No final da Idade Média, a entrada na Europa do gato cartuxo pode ser rastreada. Provavelmente foi importado pelos cruzados que regressaram da Terra Santa e posteriormente criado nos mosteiros da ordem dos Cartuxos, de onde toma o seu nome.

gato saindo pela porta

gatos em casas

Igualmente grande foi o sucesso dos gatos, assim como dos habilidosos caçadores de ratos, como animais de estimação. As crônicas dizem que Getrudis de Nivelles, uma abadessa que viveu no século VII dC, tinha consigo inúmeros gatos, tratando-os com cuidado e carinho. Ainda hoje é lembrado Santa Gertrudis como padroeira dos gatos. Um famoso mural do século XIV retrata a santa tentando fazer com que um de seus amigos felinos brincasse com um fuso.

 

Até Santa Chiara e suas freiras, segundo relatos hagiográficos, formaram um vínculo com uma gata, "sora Gattuccia", que era tão amada que sua presença era tolerada mesmo durante as funções religiosas. O fato de esta história estar contida em uma hagiografia, ou seja, em um texto escrito para ensinar a moral religiosa, nos faz entender que a figura do gato não incomodava tanto.

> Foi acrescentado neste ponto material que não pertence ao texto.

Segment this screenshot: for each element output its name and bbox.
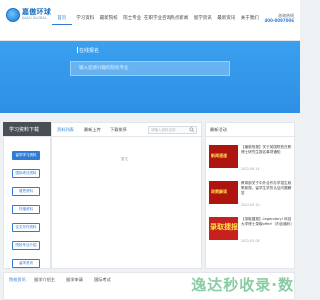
news-title[interactable]: 【录取捷报】Legendary! 科技大学博士录取offer!（内含福利） [241,217,294,227]
category-button[interactable]: 留学资讯 [12,259,40,268]
news-item[interactable]: 新闻速递 【最新快报】关于英国院校在职博士研究生报名事项通知 2022-06-1… [209,145,293,175]
hotline: 咨询热线 400-0097006 [265,13,295,24]
materials-category-list: 留学学习资料 国际考试资料 雅思资料 托福资料 论文写作资料 院校专业介绍 留学… [3,136,51,269]
news-thumbnail[interactable]: 政策解读 [209,181,238,204]
nav-item-consult[interactable]: 在职学业咨询 [144,15,171,21]
news-thumbnail[interactable]: 新闻速递 [209,145,238,168]
activity-header: 最新活动 [206,123,296,137]
activity-title: 最新活动 [210,127,227,132]
nav-item-latest[interactable]: 最新资讯 [215,15,239,21]
tab-latest-upload[interactable]: 最新上传 [84,127,101,133]
latest-activity-panel: 最新活动 新闻速递 【最新快报】关于英国院校在职博士研究生报名事项通知 2022… [205,122,296,269]
globe-icon [6,8,20,22]
hero-title-bar [77,47,78,53]
bottom-info-strip: 院校资讯 留学介绍主 留学申请 国际考试 逸达秒收录·数 [3,272,295,300]
materials-panel-title: 学习资料下载 [9,127,40,133]
nav-item-hot-news[interactable]: 热点新闻 [168,15,192,21]
brand-subtitle: JIAAO GLOBAL [22,16,47,21]
hero-search-box[interactable]: 输入您感兴趣的院校专业 [70,61,230,76]
page-root: 嘉傲环球 JIAAO GLOBAL 首页 学习资料 最新院校 院士专业 在职学业… [0,0,300,300]
category-button[interactable]: 留学学习资料 [12,151,40,160]
nav-item-home[interactable]: 首页 [50,15,74,21]
tab-application[interactable]: 留学申请 [66,277,83,283]
hero-title: 在线报名 [79,48,100,54]
nav-item-schools[interactable]: 最新院校 [97,15,121,21]
news-title[interactable]: 教育部关于中外合作办学招生政策新规，留学生学历认证问题解答 [241,181,293,196]
materials-search-box[interactable]: 请输入资料名称 [148,126,197,134]
materials-search-input[interactable]: 请输入资料名称 [151,128,176,133]
watermark-text: 逸达秒收录·数 [191,276,294,294]
news-date: 2022-05-10 [241,203,260,207]
category-button[interactable]: 雅思资料 [12,187,40,196]
main-nav: 首页 学习资料 最新院校 院士专业 在职学业咨询 热点新闻 留学资讯 最新资讯 … [50,15,262,21]
news-thumbnail-text: 录取捷报 [210,223,238,231]
category-button[interactable]: 院校专业介绍 [12,241,40,250]
hero-banner: 在线报名 输入您感兴趣的院校专业 [0,41,300,113]
tab-exams[interactable]: 国际考试 [94,277,111,283]
news-thumbnail[interactable]: 录取捷报 [209,217,238,240]
category-button[interactable]: 论文写作资料 [12,223,40,232]
tab-school-info[interactable]: 院校资讯 [9,277,26,283]
nav-item-study-abroad[interactable]: 留学资讯 [191,15,215,21]
tab-material-list[interactable]: 资料列表 [57,127,74,133]
hero-search-input[interactable]: 输入您感兴趣的院校专业 [79,65,129,71]
news-title[interactable]: 【最新快报】关于英国院校在职博士研究生报名事项通知 [241,145,293,155]
brand-name: 嘉傲环球 [22,8,52,17]
category-button[interactable]: 托福资料 [12,205,40,214]
hotline-number[interactable]: 400-0097006 [265,18,295,24]
tab-study-intro[interactable]: 留学介绍主 [34,277,55,283]
news-thumbnail-text: 新闻速递 [211,153,227,158]
news-item[interactable]: 录取捷报 【录取捷报】Legendary! 科技大学博士录取offer!（内含福… [209,217,294,247]
nav-active-indicator [52,24,72,25]
empty-state-text: 暂无 [121,157,128,161]
site-header: 嘉傲环球 JIAAO GLOBAL 首页 学习资料 最新院校 院士专业 在职学业… [0,0,300,41]
nav-item-about[interactable]: 关于我们 [238,15,262,21]
nav-item-majors[interactable]: 院士专业 [121,15,145,21]
materials-list-panel: 资料列表 最新上传 下载排序 请输入资料名称 暂无 [51,122,203,269]
tab-download-rank[interactable]: 下载排序 [110,127,127,133]
news-item[interactable]: 政策解读 教育部关于中外合作办学招生政策新规，留学生学历认证问题解答 2022-… [209,181,293,211]
category-button[interactable]: 国际考试资料 [12,169,40,178]
news-date: 2022-06-14 [241,167,260,171]
news-date: 2022-05-08 [241,239,260,243]
site-logo[interactable]: 嘉傲环球 JIAAO GLOBAL [6,8,51,22]
news-thumbnail-text: 政策解读 [211,189,227,194]
materials-tabs: 资料列表 最新上传 下载排序 请输入资料名称 [52,123,203,137]
search-icon[interactable] [189,127,195,133]
materials-panel-header: 学习资料下载 [3,122,51,136]
nav-item-materials[interactable]: 学习资料 [74,15,98,21]
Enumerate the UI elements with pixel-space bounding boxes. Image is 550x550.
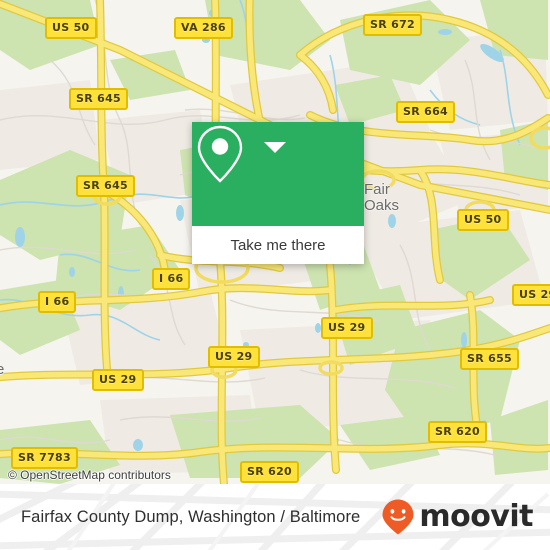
road-shield: US 29: [92, 369, 144, 391]
moovit-wordmark: moovit: [419, 499, 533, 534]
place-label-fair-oaks: Fair Oaks: [364, 181, 400, 214]
road-shield: US 29: [208, 346, 260, 368]
footer-bar: Fairfax County Dump, Washington / Baltim…: [0, 484, 550, 550]
popup-pointer: [264, 142, 286, 153]
road-shield: SR 620: [428, 421, 487, 443]
road-shield: US 50: [457, 209, 509, 231]
popup-pin-area: [192, 122, 364, 226]
road-shield: SR 664: [396, 101, 455, 123]
moovit-brand[interactable]: moovit: [381, 484, 533, 550]
take-me-there-label: Take me there: [230, 236, 326, 254]
road-shield: SR 645: [69, 88, 128, 110]
road-shield: I 66: [38, 291, 77, 313]
road-shield: SR 7783: [11, 447, 78, 469]
road-shield: SR 655: [460, 348, 519, 370]
road-shield: SR 645: [76, 175, 135, 197]
map-pin-icon: [197, 125, 243, 183]
road-shield: VA 286: [174, 17, 233, 39]
map-screenshot: Fair Oaks e US 50 VA 286 SR 672 SR 664 SR 645…: [0, 0, 550, 550]
osm-attribution[interactable]: © OpenStreetMap contributors: [8, 468, 171, 482]
road-shield: US 29: [512, 284, 550, 306]
map-canvas[interactable]: Fair Oaks e US 50 VA 286 SR 672 SR 664 SR 645…: [0, 0, 550, 484]
footer-location-title: Fairfax County Dump, Washington / Baltim…: [21, 507, 361, 526]
road-shield: US 50: [45, 17, 97, 39]
moovit-smiley-pin-icon: [382, 499, 414, 535]
place-label-partial-left: e: [0, 361, 5, 378]
take-me-there-button[interactable]: Take me there: [192, 226, 364, 264]
road-shield: SR 672: [363, 14, 422, 36]
road-shield: SR 620: [240, 461, 299, 483]
road-shield: I 66: [152, 268, 191, 290]
road-shield: US 29: [321, 317, 373, 339]
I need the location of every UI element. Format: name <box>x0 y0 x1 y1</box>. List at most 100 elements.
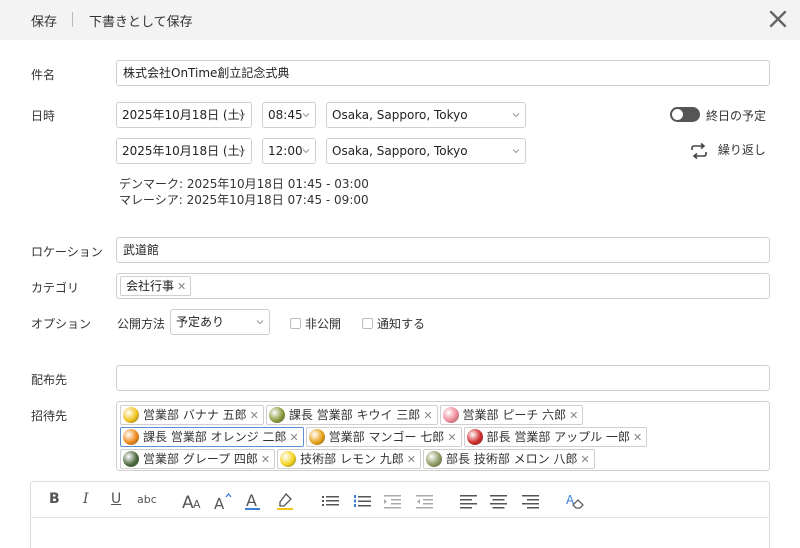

Em 1265, apenas algumas décadas após a emissão da referida bula papal, diz-se que Eleonora Plantageneta, Condessa de Leicester e neta de Richard Cuordileone, comprou um gato.

poder e gatos

Vários outros membros da nobreza, assim como clérigos durante a Idade Média e o Renascimento, mantinham gatos como animais de estimação.

Isabella d'Este, esposa do Marquês de Mântua, tinha um gato chamado Martino que ela amava muito: quando ele morreu em 1510, a nobre mandou compor para ele uma ode fúnebre.

Mesmo além da Idade Média, os gatos permanecem destemidos pela animais de estimação dos eclesiásticos: Cardeal Richelieu (o principal antagonista de "Os Três Mosqueteiros", de Alexandre Dumas, para ser claro) sentia uma afeição quase obsessiva por para seus gatos: em sua morte em 1642 ele tinha quatorze anos, e uma parte da propriedade do alto prelado passou para eles.

A praga do século XIV

As origens da praga que devastou a Europa a partir de 1347 ainda não são claras. Hipóteses bastante antigas atribuem a propagação da doença às más condições de higiene e à falta de esgoto. Hoje sabemos que nos tempos medievais, embora não houvesse uma consciência plena da importância da limpeza do corpo, já existiam hábitos relacionados com a higiene pessoal.

Além disso, é amplamente atestado que desde o século XIII existiam, pelo menos nos principais centros urbanos, sistemas de esgotos bem construídos (talvez "herdeiros" dos esgotos romanos) e que, onde não havia sistema de esgotos, métodos rudimentares de eliminação de resíduos. Eles estavam na moda.

A verdade é que a epidemia não se desenvolveu na Europa, mas foi importada do Oriente pelas principais rotas comerciais. ENos porões dos navios proliferavam ratos; as pulgas dos ratos poderiam morder e infectar os marinheiros, ou eles poderiam contrair a doença diretamente pelo contato com os habitantes dos locais de desembarque.

Assim, podemos concluir que não apenas o extermínio de gatos nunca ocorreu, como a superabundância de felinos certamente não teria impedido a propagação da peste.